The Robocalls are Getting Worse

I’ve had five today alone, and now my auto-reject list is full.

Robocall1

Most recently I’ve seen:

  • “Business Opportunity” scam (multi-level marketing, one-up gifting scams, etc.)
  • “Congratulations! Your phone number has been randomly selected by Expedia / Travelocity / Whatever to receive two vacations for a promotional price of $799.00!”
  • “Business Loan Center”

All of these have reps working in call centers in India, the Philippines, and other such places.

I’ve written about these calls before, but the landscape has changed a bit. Instead of using dead numbers to use for their caller ID spoofed number, they are using randomly-generated or dynamically-created phone numbers; since my phone number is based in Utah, I’ve been getting a lot of calls that seem to be from local numbers but which actually originate elsewhere. The Caller ID number, however, may belong to a real person.

I’ve even been called by people asking me to “stop calling them” – clearly my own number is showing up on other people’s screens.

Articles like this one at HuffPo give a few ideas for people with land-lines, but the sad truth is that there is little to nothing that can be done to stop this plague unless some serious effort is made at the legislative level, and our political leaders probably don’t even understand the full scope of the issue. Witness the CAN-SPAM act, for which our legislators roundly congratulated each other, and which actually increased the amount of spam being sent out by unethical and unscrupulous operations.

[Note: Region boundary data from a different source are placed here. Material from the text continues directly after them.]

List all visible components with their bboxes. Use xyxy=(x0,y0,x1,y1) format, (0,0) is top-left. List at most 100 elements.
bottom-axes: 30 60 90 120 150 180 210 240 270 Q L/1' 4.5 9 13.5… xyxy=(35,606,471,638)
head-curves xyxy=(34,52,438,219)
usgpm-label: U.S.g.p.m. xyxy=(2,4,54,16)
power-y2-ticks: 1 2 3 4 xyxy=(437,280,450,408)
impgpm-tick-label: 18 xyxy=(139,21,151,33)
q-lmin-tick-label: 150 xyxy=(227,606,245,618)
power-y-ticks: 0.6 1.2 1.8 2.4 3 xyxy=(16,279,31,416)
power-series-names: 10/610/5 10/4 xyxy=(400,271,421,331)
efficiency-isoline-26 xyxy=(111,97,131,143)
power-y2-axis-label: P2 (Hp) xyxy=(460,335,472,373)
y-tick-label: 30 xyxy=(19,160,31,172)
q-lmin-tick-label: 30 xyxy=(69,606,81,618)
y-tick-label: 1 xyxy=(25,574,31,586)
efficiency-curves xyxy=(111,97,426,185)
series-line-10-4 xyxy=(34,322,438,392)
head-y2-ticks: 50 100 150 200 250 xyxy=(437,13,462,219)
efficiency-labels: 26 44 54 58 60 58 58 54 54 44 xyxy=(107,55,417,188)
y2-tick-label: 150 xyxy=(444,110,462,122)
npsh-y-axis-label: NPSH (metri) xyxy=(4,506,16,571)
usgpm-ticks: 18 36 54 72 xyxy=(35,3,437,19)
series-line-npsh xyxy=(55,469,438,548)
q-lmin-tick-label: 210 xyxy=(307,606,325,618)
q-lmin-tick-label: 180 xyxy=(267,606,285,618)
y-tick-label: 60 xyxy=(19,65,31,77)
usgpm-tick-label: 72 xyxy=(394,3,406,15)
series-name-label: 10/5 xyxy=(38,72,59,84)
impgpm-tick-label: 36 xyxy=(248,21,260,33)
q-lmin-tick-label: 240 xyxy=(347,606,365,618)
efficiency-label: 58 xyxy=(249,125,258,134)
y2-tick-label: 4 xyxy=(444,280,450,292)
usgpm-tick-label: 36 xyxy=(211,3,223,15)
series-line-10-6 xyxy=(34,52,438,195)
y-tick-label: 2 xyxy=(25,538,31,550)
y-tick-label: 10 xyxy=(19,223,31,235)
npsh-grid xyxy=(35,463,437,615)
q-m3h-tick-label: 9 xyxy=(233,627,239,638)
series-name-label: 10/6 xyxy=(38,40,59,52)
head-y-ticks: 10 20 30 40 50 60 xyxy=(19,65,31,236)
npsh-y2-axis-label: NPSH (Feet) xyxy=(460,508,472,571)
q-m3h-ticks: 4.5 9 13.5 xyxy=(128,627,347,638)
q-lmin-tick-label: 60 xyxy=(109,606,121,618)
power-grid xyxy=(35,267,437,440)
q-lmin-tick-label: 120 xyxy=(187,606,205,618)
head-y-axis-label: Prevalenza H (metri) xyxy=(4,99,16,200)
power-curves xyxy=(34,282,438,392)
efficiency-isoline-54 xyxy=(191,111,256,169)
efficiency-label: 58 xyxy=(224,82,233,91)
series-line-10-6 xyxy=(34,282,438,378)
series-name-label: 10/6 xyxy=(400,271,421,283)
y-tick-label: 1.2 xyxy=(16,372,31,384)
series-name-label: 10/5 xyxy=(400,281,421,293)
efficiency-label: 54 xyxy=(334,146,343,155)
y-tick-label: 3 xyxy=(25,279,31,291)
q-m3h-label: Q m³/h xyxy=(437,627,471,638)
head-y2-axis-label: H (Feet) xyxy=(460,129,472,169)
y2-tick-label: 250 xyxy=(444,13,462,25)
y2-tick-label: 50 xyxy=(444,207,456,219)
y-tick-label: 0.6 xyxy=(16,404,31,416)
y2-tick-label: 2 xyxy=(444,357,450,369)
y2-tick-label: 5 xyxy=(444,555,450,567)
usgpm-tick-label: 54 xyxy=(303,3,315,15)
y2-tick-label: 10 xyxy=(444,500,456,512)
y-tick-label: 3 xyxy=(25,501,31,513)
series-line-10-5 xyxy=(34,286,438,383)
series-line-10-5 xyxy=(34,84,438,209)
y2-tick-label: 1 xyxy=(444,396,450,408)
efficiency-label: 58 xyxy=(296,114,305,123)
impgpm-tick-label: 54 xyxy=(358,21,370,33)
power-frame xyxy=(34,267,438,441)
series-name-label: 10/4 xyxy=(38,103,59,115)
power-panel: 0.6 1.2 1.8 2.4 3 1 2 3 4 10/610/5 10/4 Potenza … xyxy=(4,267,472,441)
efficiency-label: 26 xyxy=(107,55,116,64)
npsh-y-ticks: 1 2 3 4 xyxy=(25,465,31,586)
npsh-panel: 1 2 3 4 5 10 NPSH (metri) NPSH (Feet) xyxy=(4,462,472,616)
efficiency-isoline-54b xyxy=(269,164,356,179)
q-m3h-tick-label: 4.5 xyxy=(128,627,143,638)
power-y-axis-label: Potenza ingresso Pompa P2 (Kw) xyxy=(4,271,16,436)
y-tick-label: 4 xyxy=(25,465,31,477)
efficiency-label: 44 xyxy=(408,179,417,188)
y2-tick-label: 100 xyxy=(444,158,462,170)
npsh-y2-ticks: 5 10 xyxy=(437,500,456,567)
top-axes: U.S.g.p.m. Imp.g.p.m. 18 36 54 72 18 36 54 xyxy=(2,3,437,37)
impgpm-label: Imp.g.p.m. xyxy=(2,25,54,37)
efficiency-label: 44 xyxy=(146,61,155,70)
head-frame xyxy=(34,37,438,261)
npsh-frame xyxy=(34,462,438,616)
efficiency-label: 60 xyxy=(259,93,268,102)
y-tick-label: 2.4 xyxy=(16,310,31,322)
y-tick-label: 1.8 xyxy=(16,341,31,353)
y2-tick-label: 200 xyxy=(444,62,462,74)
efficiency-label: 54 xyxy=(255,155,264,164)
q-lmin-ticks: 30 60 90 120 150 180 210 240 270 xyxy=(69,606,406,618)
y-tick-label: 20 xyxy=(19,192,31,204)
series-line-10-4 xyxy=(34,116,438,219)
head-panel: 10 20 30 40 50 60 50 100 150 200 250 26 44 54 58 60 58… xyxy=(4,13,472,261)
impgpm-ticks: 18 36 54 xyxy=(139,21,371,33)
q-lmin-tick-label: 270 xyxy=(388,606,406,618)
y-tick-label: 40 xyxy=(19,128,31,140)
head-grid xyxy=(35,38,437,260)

The FTC has not been idle, but it’s like a hydra – for every bad actor they shut down, ten more seem to spring up. This infographic gives a lot of good information about how the calls are driven, and why the problem is so massive.

The best thing I can think of is for people affected to contact their representatives and in no uncertain terms express how pissed off they are with the criminals who are interrupting our lives multiple times a day with fraudulent proposals.

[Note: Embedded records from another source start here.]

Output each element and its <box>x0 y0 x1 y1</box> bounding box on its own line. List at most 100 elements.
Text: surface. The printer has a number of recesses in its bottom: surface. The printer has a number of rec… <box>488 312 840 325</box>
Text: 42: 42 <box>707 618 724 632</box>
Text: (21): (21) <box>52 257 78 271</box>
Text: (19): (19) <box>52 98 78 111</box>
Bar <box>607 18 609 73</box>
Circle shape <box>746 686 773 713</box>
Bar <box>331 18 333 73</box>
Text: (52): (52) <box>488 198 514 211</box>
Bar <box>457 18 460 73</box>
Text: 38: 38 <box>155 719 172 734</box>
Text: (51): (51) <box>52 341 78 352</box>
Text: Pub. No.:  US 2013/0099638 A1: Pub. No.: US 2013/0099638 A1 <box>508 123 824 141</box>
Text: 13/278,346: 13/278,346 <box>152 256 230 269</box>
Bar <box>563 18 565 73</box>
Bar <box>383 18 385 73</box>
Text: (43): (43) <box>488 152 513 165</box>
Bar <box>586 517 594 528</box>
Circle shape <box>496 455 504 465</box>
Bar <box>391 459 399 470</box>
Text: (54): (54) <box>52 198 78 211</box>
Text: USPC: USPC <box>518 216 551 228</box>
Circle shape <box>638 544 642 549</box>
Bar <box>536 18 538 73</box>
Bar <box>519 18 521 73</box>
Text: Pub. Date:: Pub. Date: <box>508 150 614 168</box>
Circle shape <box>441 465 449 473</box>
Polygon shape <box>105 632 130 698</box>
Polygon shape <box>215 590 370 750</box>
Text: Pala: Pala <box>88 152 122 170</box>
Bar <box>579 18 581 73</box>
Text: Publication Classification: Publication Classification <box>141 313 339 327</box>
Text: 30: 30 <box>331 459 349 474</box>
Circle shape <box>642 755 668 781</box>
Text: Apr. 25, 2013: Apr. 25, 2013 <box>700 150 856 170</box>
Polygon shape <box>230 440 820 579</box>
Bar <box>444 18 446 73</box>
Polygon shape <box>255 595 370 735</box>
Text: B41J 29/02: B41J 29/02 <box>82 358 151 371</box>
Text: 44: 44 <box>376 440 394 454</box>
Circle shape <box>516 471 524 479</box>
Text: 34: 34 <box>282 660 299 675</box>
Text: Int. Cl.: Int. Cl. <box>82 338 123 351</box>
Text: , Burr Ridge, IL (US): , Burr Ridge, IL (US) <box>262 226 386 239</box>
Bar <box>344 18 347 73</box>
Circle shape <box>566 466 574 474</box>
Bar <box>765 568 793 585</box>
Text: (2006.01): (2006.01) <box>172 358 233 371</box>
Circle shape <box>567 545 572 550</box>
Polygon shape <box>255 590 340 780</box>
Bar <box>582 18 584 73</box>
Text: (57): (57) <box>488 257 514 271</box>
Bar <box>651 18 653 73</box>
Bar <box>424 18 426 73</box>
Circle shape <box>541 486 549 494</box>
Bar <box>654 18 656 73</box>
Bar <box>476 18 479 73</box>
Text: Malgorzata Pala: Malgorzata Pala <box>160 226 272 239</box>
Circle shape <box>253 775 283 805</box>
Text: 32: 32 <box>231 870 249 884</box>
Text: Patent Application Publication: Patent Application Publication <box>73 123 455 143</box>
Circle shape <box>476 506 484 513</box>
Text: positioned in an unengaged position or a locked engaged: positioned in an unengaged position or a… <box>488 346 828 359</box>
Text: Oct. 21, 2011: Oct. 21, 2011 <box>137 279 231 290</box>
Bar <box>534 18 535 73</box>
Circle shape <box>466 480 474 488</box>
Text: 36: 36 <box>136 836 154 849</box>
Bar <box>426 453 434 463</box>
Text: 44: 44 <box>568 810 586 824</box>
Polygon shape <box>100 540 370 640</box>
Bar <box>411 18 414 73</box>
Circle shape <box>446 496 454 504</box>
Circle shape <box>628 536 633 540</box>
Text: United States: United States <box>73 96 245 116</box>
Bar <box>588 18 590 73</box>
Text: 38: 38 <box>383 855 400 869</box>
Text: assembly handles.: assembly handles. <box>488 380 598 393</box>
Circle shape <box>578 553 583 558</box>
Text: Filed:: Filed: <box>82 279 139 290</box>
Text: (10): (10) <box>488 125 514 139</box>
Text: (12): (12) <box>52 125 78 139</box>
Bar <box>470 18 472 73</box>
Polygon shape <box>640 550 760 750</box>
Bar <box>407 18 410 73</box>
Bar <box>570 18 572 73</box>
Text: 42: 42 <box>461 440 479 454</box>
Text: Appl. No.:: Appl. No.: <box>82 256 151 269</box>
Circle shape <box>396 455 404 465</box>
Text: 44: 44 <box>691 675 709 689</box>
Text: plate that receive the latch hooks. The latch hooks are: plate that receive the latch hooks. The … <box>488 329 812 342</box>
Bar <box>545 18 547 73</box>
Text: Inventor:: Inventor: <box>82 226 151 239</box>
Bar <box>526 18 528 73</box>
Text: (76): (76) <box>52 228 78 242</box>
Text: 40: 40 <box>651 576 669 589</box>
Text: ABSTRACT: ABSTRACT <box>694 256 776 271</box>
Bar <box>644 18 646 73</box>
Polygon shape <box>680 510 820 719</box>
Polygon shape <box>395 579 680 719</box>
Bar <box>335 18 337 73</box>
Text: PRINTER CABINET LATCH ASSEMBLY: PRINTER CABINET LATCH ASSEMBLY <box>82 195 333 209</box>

Maybe we could hire some robocalling outfits to flood their phone lines 24 hours a day with automated requests to do something about the problem؟

The Old Wolf has spoken.

 

 

2 responses to “The Robocalls are Getting Worse

  1. The only way to fix this is Congress, FCC and ITU (and other associated regulatory bodies) must make wholesale changes worldwide – First, they have to insist on verified phone number ANI/CID sources before the Telcos or ISP’s will pass on a call on the IP or PSTN networks. The Telco accepting the call has to reject all calls where they cannot make a traceback to the true originator. This will require wholesale changes to the call setup systems, but it’s long overdue.

    There is a flag in the PSTN call setup field for verified ANI number, but from the beginning (Standard Oil, United Airlines, Sprint and MCI alternative/private toll networks in the 1950-60’s) they never enforced it and spoofing the flag to Yes is common. VoIP and PBX’s you can set the CID number and verified flag in software to anything your heart desires…

    That rule has to be revised and big penalties enacted – We trace back the call and if the trace fails at your stop you’re holding the $5,000 Hot Potato. You’d better make sure you can pass the baked spud off to the true originator – or don’t accept it.

    A simple Sanity Check will reject 000-000-0000 or similar un-dialable numbers on a watch list. They’ll have to do a database dip to see if the number is assigned to the telco sending the call – If it’s registered to a bell-system Landline user in Utah it shouldn’t be coming in as an IP call from Russia with a spoofed Latvian IP Address from a block they don’t control attached – Rejected.

    {ANI is for billing it must be there and can’t be spoofed, often the “Pilot Number” for a DID block (555-555-5000) that will get you their Operator – If the call is to an 800# it will get passed to the end user, if not immediately translated to CID it will show on the bill call detail. CID is the field the telco passes to the end user, it can be set to show a PBX direct extension DID (555-555-5123) or as “BLOCKED” to the end user. But it has to be there, too.}

    Then they need to make a “Trace Illegal Robocall or Solicitation Call” vertical service code (like *57 for obscene or threatening crank calls) that works across all systems (landline, cell, Skype or VoIP) and doesn’t charge the customer $10 for the priveledge. Or repurpose *57 and remove the charges.